Comment utiliser la cryothérapie périnéale au quotidien

Notre poche de froid a été conçue spécifiquement pour s'adapter aux courbes du périnée. Elle s'utilise simplement :

  • Placez la poche au congélateur au moins 2 heures avant utilisation
  • Enfilez la housse de protection (coton, lycra ou absorbante selon votre sensibilité)
  • Appliquez pendant 10 à 20 minutes, allongée, avant le coucher ou après une séance de sport
  • Ne jamais appliquer le froid directement sur la peau nue

L'intégrer le soir avant de dormir est particulièrement efficace pour réduire les réveils nocturnes liés à l'urgenturie.

Contre-indications : ne pas utiliser en cas de syndrome de Raynaud, d'hypertonie périnéale, ou durant le premier trimestre de grossesse. Demandez l'avis de votre professionnel de santé si vous avez un doute.


Quelle approche choisir ?

Il n'existe pas de solution unique. L'incontinence urinaire se traite mieux avec une approche combinée :

Objectif Solution recommandée
Renforcer le périnée Rééducation périnéale + exercices de Kegel guidés
Calmer la vessie hyperactive Cryothérapie périnéale + acupuncture + gestion du stress
Réduire l'inflammation Alimentation anti-inflammatoire + cryothérapie
Soulager les douleurs associées Cryothérapie périnéale
Améliorer le sommeil Cryothérapie le soir + cohérence cardiaque

En résumé

L'incontinence urinaire n'est ni une fatalité ni une honte. C'est une condition médicale fréquente, aux causes identifiées et aux solutions nombreuses. La rééducation périnéale reste le pilier du traitement, mais les approches naturelles (alimentation, gestion du stress, acupuncture et cryothérapie périnéale) constituent des alliées précieuses pour reprendre le contrôle, sans médicament.

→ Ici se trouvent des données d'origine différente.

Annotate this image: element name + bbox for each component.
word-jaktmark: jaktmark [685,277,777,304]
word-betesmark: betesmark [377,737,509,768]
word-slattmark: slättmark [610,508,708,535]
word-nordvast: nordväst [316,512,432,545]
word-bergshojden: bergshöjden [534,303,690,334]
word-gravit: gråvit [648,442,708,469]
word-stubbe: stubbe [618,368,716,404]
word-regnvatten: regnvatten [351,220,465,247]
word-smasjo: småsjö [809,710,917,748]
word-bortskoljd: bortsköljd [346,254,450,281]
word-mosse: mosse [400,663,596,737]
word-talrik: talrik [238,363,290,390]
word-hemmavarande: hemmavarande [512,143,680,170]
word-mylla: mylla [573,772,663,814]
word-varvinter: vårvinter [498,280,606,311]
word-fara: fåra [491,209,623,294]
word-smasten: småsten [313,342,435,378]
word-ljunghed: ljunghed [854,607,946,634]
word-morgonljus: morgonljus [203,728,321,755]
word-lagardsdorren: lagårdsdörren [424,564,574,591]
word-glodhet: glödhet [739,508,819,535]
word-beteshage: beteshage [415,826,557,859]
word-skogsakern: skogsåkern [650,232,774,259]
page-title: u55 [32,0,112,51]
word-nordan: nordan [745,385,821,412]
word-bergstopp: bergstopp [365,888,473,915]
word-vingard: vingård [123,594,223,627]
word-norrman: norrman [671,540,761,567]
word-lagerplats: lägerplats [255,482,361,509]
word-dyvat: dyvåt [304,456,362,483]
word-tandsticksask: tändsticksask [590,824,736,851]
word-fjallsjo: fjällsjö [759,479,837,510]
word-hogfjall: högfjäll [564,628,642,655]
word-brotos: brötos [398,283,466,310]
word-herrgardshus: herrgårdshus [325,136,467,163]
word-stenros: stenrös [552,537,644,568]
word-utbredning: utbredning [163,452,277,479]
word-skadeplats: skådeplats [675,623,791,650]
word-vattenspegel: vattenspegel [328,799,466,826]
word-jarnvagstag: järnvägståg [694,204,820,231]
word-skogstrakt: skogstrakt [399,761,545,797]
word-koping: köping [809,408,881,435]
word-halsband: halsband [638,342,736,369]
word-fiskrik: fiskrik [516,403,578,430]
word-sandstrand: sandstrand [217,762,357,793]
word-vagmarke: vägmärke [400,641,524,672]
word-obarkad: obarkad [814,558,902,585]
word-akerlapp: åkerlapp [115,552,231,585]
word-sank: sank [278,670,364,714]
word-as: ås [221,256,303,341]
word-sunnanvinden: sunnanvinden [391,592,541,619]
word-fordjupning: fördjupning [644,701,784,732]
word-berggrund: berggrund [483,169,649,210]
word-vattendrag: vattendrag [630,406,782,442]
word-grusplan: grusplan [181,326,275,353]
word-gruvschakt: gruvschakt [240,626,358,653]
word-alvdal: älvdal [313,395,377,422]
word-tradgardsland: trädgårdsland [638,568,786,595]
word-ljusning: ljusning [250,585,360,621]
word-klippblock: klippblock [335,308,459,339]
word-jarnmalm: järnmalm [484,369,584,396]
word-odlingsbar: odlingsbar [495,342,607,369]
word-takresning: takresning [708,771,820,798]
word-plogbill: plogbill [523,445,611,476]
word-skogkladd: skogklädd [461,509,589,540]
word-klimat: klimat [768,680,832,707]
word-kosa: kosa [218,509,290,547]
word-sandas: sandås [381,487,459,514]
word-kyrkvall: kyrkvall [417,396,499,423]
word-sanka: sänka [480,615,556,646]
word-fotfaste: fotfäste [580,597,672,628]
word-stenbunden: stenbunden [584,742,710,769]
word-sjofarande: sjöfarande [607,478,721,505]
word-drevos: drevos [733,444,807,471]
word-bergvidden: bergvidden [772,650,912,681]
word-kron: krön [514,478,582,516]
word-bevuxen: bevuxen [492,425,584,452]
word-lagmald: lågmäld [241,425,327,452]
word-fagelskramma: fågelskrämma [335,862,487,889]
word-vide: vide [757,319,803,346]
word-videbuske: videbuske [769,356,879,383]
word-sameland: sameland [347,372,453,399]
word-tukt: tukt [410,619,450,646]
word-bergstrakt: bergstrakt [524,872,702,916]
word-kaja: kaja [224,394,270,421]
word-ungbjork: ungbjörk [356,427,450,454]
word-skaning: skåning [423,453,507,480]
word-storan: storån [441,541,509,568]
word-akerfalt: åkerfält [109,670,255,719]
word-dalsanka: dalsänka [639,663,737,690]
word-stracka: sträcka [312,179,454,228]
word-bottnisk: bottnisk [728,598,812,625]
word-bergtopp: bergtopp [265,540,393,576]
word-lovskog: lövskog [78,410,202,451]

La poche de froid Maholi s'intègre naturellement dans cette démarche globale : simple à utiliser, efficace dès les premières applications, elle complète votre routine bien-être pour vous aider à retrouver confort et sérénité.

Parce qu'il n'y a aucune raison de se retenir de vivre pleinement.


Cet article est rédigé à titre informatif et ne remplace pas l'avis d'un professionnel de santé. En cas de symptômes, consultez votre médecin, sage-femme ou kinésithérapeute.